In the 2015 interview, the commentator, Alejandro Fantino, is peppering Tevez with questions about his neighborhood, a notoriously poor, violent housing project known locally as Fuerte Apache. Through a circumspect line of questioning, Fantino tries to get a sense of what it is like for Tevez to return laden with a decade’s worth of international soccer wealth to a country racked by poverty. Tevez gets the idea. He understands he is supposed to talk about the guilt provoked by his riches, the alienation from his friends and old neighborhood. But it is simply not his case.

“Look, Ale, I’ve been getting together with my friends once or twice a week. And you know what?

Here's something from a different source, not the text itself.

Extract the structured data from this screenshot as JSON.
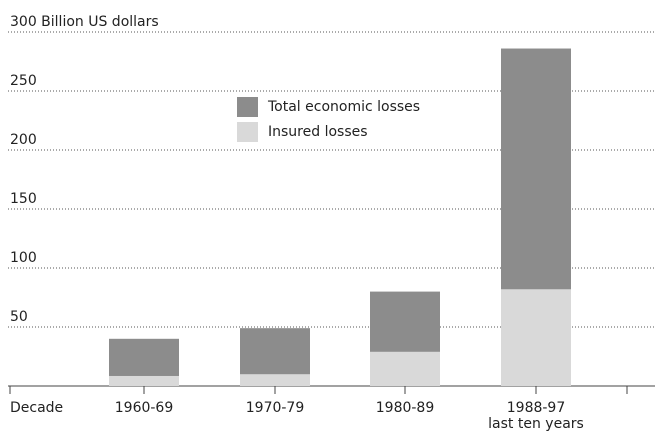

We meet in the ‘hood… I get together with five or six friends — I think maybe three of them have work — and every time I go, they pay for everything,” Tevez says, choking back tears. When the camera goes back to Fantino, the commentator too quickly swipes away a tear with his thumb.

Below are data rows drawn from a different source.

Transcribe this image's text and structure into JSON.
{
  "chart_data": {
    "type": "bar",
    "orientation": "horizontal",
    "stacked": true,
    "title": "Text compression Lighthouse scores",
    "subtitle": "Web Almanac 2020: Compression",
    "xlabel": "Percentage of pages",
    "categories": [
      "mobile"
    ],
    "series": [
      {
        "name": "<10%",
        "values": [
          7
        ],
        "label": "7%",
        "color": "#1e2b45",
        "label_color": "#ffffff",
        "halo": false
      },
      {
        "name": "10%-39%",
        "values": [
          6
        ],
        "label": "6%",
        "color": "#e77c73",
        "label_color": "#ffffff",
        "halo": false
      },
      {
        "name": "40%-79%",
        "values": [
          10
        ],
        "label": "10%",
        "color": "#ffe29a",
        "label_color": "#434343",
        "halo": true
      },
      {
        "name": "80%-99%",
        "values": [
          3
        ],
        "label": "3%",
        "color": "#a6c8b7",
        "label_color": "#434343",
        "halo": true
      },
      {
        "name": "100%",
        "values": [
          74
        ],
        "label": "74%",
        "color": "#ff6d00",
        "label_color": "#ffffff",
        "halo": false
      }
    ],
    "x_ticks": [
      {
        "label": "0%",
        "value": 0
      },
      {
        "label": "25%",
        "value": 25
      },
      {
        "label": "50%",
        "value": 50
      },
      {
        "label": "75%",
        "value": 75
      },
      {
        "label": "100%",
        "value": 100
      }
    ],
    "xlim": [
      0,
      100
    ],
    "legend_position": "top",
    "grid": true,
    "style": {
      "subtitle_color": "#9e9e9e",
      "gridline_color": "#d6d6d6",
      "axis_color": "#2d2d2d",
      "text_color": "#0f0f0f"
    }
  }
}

“That’s how I know where I’m from,” Tevez adds.

Where is Carlos Tevez from, exactly? Here is a little context: The IMF puts Argentina’s per capita GDP at nearly $15,000 annually, and traditionally the country has had one of Latin America’s strongest middle classes, but the wealth disparity is abysmal and growing. In neighborhoods like Fuerte Apache, just a 30-minute city bus ride from Buenos Aires’ cosmopolitan core, entire families survive on less than $200 a month. In hard scrabble projects like Fuerte Apache, the razor-thin margins are palpable and the effects of poverty concrete.

While Tevez chooses to be reminded of his origins by his friends’ solidarity, his past holds a laundry list of dark events that also serve as reminders. He was abandoned by an alcoholic mother at six months old. Just four months later, he pulled a kettle of boiling water off a stove and burned himself badly. The braids of marbled scar tissue on the right side of his face, neck and chest are still visible. At five years old, Tevez’s dad died after being shot 23 times and young Carlos was adopted by his aunt and uncle, who also lived in Fuerte Apache.

It was soccer that saved him. As the story goes, a coach and scout for the local club All Boys saw a six-year-old Tevez kicking a rock and sought out the youngster for the club’s youth system. But his uncle and legal guardian, Segundo Tevez, avoided the scout’s offers to send Tevez to the local club because he could not afford cleats. The scout eventually figured out the situation and bought Tevez shoes, igniting the young striker’s dizzying rise through the ranks of local, then international soccer.

But even as Tevez succeeded, Fuerte Apache took its toll. He tells of returning home when he first signed with Boca to find that his family was going hungry. Years later, when he was playing in England, police arrested and jailed his brother for robbing an armored truck. His best friend from childhood committed suicide while running from the police.

Despite all of it, or maybe because of it, Tevez persisted on the pitch and turned himself into one of the most dynamic, tenacious and creative goal-scorers in international soccer. Nicknamed ‘El Apache’ in Argentina, the diminutive Tevez — he’s just 5’6” — often flashed a Fuerte Apache t-shirt under his toothy smile while celebrating goals. Tevez, now 33, has three children with his childhood girlfriend, whom he met at 13 in Fuerte Apache. They finally married in December of last year, soon after Tevez became one of the world’s best paid athletes when he signed a two-year contract with China’s Shanghai Shenhua reportedly worth more than $87 million over two years. Although reports on contract details vary a bit, observers point out that Tevez is making more than a dollar a second. One wonders what a kid from Fuerte Apache would even do with that kind of money, and if his friends will let him pick up the tab when he returns.